The Professor snorted like an angry buffalo. "You really touch the limit," said he. "You enlarge my view of the possible. Cerebral paresis! Mental inertia! Wonderful!"

He was too absurd to make me angry. Indeed, it was a waste of energy, for if you were going to be angry with this man you would be angry all the time. I contented myself with smiling wearily. "It struck me that the man was small," said I.

"Look here!" he cried, leaning forward and dabbing a great hairy sausage of a finger on to the picture. "You see that plant behind the animal; I suppose you thought it was a dandelion or a Brussels sprout--what? Well, it is a vegetable ivory palm, and they run to about fifty or sixty feet. Don't you see that the man is put in for a purpose? He couldn't really have stood in front of that brute and lived to draw it. He sketched himself in to give a scale of heights. He was, we will say, over five feet high. The tree is ten times bigger, which is what one would expect."

"Good heavens!" I cried. "Then you think the beast was---- Why, Charing Cross station would hardly make a kennel for such a brute!"

"Apart from exaggeration, he is certainly a well-grown specimen," said the Professor, complacently.
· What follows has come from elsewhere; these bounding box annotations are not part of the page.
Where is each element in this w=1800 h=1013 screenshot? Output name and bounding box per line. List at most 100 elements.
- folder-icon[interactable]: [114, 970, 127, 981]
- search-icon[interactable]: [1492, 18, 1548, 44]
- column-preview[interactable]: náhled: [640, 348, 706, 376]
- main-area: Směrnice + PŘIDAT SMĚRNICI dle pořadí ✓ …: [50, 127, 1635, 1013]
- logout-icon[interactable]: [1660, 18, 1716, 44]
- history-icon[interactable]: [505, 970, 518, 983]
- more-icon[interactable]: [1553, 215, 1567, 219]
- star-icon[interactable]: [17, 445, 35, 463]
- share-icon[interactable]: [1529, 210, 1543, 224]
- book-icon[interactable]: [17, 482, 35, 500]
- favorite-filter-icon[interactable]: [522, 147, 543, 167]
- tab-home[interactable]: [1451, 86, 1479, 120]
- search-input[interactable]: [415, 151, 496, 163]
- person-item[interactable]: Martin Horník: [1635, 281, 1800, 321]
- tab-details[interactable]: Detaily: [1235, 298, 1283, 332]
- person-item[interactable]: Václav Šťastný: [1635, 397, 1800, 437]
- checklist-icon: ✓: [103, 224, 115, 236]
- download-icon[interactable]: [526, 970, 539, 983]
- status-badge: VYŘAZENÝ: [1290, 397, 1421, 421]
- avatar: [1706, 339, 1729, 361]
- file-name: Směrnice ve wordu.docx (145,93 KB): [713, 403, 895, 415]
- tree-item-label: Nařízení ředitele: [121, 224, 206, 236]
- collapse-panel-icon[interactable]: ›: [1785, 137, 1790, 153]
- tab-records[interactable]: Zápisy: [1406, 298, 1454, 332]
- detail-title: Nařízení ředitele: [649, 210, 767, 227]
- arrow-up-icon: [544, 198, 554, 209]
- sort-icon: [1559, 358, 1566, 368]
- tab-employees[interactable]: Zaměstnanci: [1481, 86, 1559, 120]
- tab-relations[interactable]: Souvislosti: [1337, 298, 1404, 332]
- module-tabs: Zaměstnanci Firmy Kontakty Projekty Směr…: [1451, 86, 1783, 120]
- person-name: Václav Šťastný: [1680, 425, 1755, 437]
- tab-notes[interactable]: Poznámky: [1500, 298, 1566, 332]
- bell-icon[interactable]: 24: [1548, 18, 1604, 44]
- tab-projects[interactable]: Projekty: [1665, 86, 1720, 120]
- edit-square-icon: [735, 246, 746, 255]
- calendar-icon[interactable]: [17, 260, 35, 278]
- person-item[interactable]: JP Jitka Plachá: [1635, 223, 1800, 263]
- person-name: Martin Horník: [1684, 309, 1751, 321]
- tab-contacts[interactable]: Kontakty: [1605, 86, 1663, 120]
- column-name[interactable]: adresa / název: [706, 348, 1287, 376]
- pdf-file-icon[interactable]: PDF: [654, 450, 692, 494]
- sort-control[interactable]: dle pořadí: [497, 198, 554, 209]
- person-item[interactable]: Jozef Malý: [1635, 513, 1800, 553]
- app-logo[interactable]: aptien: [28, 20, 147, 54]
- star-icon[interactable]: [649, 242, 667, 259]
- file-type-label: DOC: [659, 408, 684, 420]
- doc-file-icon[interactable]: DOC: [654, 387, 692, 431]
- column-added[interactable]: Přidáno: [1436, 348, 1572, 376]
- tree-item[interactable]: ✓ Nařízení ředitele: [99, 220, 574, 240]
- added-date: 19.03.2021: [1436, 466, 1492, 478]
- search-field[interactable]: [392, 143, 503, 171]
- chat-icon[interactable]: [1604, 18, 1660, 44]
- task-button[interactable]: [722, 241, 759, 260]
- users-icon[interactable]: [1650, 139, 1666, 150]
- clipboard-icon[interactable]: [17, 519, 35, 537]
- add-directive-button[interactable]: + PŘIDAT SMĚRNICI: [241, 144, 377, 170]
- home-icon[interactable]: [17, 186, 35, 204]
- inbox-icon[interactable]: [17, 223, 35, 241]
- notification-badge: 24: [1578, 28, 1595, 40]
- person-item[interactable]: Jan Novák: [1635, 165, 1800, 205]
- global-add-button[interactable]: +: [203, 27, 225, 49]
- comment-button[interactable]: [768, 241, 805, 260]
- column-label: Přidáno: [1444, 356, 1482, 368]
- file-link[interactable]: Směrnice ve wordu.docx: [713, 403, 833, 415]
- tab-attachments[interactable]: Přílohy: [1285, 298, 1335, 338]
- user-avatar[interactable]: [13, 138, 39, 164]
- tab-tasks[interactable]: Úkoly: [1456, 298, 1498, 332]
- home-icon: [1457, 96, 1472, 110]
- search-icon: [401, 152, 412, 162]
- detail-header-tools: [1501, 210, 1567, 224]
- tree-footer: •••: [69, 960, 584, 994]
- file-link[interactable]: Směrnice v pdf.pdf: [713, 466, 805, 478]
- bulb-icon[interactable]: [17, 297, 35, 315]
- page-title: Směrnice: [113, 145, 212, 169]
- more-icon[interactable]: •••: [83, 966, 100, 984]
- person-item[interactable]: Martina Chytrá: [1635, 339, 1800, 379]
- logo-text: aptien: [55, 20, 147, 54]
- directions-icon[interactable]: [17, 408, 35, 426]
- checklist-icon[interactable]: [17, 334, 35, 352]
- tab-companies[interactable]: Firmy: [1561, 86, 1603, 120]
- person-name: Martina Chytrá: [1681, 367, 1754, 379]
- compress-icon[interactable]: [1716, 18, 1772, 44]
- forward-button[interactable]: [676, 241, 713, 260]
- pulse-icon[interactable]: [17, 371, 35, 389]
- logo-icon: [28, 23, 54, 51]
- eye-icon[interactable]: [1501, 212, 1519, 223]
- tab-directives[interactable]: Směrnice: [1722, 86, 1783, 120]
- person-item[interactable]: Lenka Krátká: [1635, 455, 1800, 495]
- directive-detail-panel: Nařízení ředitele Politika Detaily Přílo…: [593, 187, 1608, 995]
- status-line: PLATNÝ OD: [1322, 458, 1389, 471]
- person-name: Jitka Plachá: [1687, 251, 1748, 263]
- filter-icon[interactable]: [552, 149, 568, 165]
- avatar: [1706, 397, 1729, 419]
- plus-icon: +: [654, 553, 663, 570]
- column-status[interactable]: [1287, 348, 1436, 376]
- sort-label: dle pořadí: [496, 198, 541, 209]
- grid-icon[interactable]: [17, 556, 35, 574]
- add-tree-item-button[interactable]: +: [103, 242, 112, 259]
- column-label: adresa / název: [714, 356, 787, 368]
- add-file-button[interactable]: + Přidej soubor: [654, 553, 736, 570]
"But," I cried, "surely the whole experience of the human race is not to be set aside on account of a single sketch"--I had turned over the leaves and ascertained that there was nothing more in the book--"a single sketch by a wandering American artist who may have done it under hashish, or in the delirium of fever, or simply in order to gratify a freakish imagination. You can't, as a man of science, defend such a position as that."

For answer the Professor took a book down from a shelf.

"This is an excellent monograph by my gifted friend, Ray Lankester!" said he. "There is an illustration here which would interest you. Ah, yes, here it is! The inscription beneath it runs: `Probable appearance in life of the Jurassic Dinosaur Stegosaurus. The hind leg alone is twice as tall as a full-grown man.' Well, what do you make of that?"

He handed me the open book. I started as I looked at the picture. In this reconstructed animal of a dead world there was certainly a very great resemblance to the sketch of the unknown artist.

"That is certainly remarkable," said I.

"But you won't admit that it is final?"

"Surely it might be a coincidence, or this American may have seen a picture of the kind and carried it in his memory. It would be likely to recur to a man in a delirium."

"Very good," said the Professor, indulgently; "we leave it at that. I will now ask you to look at this bone." He handed over the one which he had already described as part of the dead man's possessions. It was about six inches long, and thicker than my thumb, with some indications of dried cartilage at one end of it.

"To what known creature does that bone belong?" asked the Professor.

I examined it with care and tried to recall some half- forgotten knowledge.

"It might be a very thick human collar-bone," I said.

My companion waved his hand in contemptuous deprecation.

"The human collar-bone is curved. This is straight. There is a groove upon its surface showing that a great tendon played across it, which could not be the case with a clavicle."

"Then I must confess that I don't know what it is."

"You need not be ashamed to expose your ignorance, for I don't suppose the whole South Kensington staff could give a name to it." He took a little bone the size of a bean out of a pill-box. "So far as I am a judge this human bone is the analogue of the one which you hold in your hand. That will give you some idea of the size of the creature. You will observe from the cartilage that this is no fossil specimen, but recent.